TCA as a Management Tool
Many institutions also use TCA as a management tool. Among the 286 institutions participating in Greenwich Associates' 2010 U.S. Equity Investors Study earlier this year, 45% employ TCA to identify outlier trades, 39% use TCA to measure active trading results against a benchmark and 36% use TCA as part to assess the performance of traders on the internal desk.
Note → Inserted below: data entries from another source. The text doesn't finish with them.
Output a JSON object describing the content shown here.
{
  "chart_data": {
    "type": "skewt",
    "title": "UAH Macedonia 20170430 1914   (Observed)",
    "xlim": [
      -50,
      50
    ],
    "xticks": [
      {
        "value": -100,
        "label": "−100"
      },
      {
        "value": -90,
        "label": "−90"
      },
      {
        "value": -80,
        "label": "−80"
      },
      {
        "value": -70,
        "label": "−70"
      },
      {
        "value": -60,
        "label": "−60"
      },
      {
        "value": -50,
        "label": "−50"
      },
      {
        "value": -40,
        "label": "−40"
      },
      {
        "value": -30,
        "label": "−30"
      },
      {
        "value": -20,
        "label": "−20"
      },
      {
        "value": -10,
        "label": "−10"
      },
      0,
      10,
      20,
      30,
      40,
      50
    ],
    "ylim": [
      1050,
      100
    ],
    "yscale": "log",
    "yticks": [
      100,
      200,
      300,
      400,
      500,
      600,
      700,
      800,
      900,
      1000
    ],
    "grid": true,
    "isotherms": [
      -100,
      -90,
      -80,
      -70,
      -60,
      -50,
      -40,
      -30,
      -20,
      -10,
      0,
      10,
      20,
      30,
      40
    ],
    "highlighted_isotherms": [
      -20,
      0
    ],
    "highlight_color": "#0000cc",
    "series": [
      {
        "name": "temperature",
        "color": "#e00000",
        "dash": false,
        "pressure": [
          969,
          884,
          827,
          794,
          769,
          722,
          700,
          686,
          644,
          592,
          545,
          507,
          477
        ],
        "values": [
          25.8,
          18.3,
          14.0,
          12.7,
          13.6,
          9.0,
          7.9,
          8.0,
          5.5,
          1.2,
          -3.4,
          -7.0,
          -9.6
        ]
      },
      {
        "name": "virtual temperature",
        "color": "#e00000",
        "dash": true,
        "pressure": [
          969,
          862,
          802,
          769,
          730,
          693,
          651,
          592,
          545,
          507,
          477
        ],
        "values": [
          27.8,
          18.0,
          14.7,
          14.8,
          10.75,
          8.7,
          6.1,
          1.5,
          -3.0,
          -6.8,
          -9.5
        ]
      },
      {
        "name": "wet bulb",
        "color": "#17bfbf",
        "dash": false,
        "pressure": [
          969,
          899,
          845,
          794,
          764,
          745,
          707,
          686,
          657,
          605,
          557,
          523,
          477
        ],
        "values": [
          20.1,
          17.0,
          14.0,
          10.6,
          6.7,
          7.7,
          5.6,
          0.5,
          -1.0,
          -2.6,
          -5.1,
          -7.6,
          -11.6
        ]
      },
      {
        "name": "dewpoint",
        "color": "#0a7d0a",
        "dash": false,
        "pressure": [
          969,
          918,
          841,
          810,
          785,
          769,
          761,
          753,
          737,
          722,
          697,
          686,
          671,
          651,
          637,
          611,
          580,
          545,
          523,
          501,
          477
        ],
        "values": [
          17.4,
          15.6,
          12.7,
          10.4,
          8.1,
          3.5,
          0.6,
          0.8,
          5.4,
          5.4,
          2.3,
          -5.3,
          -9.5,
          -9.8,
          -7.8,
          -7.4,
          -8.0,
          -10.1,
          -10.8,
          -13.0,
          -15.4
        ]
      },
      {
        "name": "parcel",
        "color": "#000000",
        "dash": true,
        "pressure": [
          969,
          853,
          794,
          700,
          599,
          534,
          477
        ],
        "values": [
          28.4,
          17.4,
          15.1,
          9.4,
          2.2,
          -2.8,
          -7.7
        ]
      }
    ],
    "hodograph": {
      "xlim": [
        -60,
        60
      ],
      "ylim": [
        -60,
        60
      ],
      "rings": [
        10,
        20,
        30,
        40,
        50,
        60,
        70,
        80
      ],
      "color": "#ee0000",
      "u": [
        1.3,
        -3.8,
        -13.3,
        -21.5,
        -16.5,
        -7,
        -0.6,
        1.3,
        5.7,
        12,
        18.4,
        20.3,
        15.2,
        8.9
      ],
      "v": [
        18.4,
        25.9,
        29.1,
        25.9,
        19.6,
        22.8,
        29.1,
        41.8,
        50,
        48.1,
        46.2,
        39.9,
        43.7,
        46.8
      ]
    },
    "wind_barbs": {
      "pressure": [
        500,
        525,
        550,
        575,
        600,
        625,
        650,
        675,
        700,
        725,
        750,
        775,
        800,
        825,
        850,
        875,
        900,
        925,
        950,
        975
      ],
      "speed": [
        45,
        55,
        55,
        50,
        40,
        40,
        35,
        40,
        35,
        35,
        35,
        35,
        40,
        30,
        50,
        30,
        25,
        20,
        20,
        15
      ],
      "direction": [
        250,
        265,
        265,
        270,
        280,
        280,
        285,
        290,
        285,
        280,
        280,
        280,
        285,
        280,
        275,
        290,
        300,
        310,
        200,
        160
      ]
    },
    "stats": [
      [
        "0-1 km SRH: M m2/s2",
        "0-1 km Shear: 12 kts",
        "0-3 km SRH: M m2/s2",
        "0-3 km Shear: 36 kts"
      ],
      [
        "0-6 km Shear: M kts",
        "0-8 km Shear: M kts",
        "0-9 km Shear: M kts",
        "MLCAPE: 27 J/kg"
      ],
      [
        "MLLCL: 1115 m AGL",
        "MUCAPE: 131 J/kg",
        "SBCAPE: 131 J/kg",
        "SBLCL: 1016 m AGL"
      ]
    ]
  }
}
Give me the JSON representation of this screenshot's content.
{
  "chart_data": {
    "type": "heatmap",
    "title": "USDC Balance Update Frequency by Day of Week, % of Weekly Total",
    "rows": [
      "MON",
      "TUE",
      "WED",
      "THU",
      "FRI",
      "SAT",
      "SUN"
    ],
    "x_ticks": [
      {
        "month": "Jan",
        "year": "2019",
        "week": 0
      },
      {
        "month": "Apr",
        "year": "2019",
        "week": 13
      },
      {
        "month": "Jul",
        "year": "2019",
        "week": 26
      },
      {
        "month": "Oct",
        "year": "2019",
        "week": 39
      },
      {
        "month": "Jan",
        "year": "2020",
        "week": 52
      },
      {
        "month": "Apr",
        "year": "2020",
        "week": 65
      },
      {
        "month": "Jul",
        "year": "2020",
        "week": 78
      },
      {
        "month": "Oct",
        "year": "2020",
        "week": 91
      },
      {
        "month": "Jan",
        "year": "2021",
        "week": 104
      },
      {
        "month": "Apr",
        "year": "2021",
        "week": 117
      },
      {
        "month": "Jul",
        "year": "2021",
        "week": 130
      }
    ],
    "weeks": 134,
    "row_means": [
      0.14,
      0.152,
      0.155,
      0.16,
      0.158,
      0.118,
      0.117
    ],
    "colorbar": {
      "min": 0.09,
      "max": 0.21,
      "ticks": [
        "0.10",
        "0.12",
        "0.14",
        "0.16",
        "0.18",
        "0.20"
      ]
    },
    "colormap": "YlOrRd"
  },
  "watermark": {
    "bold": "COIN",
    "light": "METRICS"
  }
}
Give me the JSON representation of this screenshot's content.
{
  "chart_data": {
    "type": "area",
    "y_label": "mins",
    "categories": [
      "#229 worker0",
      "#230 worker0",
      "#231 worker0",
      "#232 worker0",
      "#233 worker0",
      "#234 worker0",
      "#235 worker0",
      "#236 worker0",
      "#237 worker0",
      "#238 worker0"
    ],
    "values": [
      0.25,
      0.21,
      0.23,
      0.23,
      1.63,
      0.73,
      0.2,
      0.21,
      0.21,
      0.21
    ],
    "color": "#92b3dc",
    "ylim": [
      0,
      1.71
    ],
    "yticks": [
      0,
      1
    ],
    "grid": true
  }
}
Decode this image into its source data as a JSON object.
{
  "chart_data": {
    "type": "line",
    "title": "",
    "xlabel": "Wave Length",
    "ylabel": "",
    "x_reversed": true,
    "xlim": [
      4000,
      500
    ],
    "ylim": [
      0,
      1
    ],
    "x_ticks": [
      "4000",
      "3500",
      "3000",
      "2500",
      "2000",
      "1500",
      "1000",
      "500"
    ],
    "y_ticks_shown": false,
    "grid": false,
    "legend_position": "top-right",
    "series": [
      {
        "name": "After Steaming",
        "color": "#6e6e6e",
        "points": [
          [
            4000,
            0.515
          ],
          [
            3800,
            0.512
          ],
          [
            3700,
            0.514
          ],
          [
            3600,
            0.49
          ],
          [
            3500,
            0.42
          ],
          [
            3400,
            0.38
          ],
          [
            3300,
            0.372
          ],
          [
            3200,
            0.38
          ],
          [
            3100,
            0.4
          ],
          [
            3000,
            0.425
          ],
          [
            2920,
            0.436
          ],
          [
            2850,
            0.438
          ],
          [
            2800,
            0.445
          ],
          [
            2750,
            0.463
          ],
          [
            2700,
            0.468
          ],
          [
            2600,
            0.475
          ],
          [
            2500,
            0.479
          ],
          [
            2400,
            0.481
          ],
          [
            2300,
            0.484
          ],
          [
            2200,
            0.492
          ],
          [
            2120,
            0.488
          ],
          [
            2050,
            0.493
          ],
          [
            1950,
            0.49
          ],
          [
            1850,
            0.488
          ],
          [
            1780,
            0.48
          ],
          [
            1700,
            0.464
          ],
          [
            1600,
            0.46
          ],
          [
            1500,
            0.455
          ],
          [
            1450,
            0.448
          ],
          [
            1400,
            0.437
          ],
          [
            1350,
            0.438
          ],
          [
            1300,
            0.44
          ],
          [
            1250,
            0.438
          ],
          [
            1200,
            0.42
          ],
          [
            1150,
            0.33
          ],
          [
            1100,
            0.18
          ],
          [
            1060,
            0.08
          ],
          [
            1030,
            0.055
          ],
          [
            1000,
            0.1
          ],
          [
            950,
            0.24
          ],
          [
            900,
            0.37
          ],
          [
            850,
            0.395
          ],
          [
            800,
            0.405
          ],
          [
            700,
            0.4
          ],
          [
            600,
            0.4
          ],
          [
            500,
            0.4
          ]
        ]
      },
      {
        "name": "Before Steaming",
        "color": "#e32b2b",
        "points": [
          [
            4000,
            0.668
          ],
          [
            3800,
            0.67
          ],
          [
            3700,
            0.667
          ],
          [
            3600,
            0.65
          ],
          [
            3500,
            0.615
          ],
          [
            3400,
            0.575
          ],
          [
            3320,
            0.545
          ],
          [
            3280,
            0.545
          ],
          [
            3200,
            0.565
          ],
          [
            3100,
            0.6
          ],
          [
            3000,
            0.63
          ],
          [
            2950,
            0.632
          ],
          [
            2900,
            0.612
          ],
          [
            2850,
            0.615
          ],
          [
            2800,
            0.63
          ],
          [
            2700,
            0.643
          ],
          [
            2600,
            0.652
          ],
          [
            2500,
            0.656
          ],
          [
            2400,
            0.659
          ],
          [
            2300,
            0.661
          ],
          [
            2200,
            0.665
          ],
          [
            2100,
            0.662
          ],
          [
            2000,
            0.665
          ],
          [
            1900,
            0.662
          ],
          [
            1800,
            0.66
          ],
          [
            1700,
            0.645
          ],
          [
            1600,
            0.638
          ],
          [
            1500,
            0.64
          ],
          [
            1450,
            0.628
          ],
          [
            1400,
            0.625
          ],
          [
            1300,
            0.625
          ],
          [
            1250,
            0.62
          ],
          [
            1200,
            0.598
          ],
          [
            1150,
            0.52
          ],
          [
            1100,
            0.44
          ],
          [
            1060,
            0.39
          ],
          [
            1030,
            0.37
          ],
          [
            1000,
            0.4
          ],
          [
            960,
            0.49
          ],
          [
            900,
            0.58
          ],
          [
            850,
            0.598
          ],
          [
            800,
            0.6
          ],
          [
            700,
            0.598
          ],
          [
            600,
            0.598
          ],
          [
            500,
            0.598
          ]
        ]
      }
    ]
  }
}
"I think TCA has become a must-have for the trading desk, and it has started to be a new way of looking at the value-added by the dealing desk among the directors of the company," says a study participant representing a large Spanish investment management company.

TCA Shortcomings
However, institutions are not impressed with the "actionability" of their TCA vendors' analysis. Approximately 30% of institutions describe the analysis they receive from their TCA systems as actionable; 20% say it is not actionable. Almost 55% are on the fence. "Institutions also raise serious questions about the costs of TCA systems and about the quality and reliability of the data going into and coming out of TCA systems," notes Greenwich Associates Equity Products Manager Kevin Kozlowski.
Among the additional factors cited by institutions as challenges they face in their current use of TCA are the following:

  • Only one-in-five institutions say the accuracy, richness and depth of their core trading data is consistently adequate.
  • 45% of institutions say assigning the correct benchmark for each trade is either problematic or extremely problematic in their TCA process.
  • Almost 40% of institutions cite a lack of credibility of current TCA results in the support of best execution requirements as an ongoing challenge.

Only one quarter of institutions that use TCA have tied trader compensation to TCA results. "In our TCA research, traders and their managers have both warned that, because they feel TCA systems fail to take into account all the variables that affect trade outcomes, buy-side traders would game TCA systems if their compensation was tied to those results," explains Greenwich Associates consultant John Colon.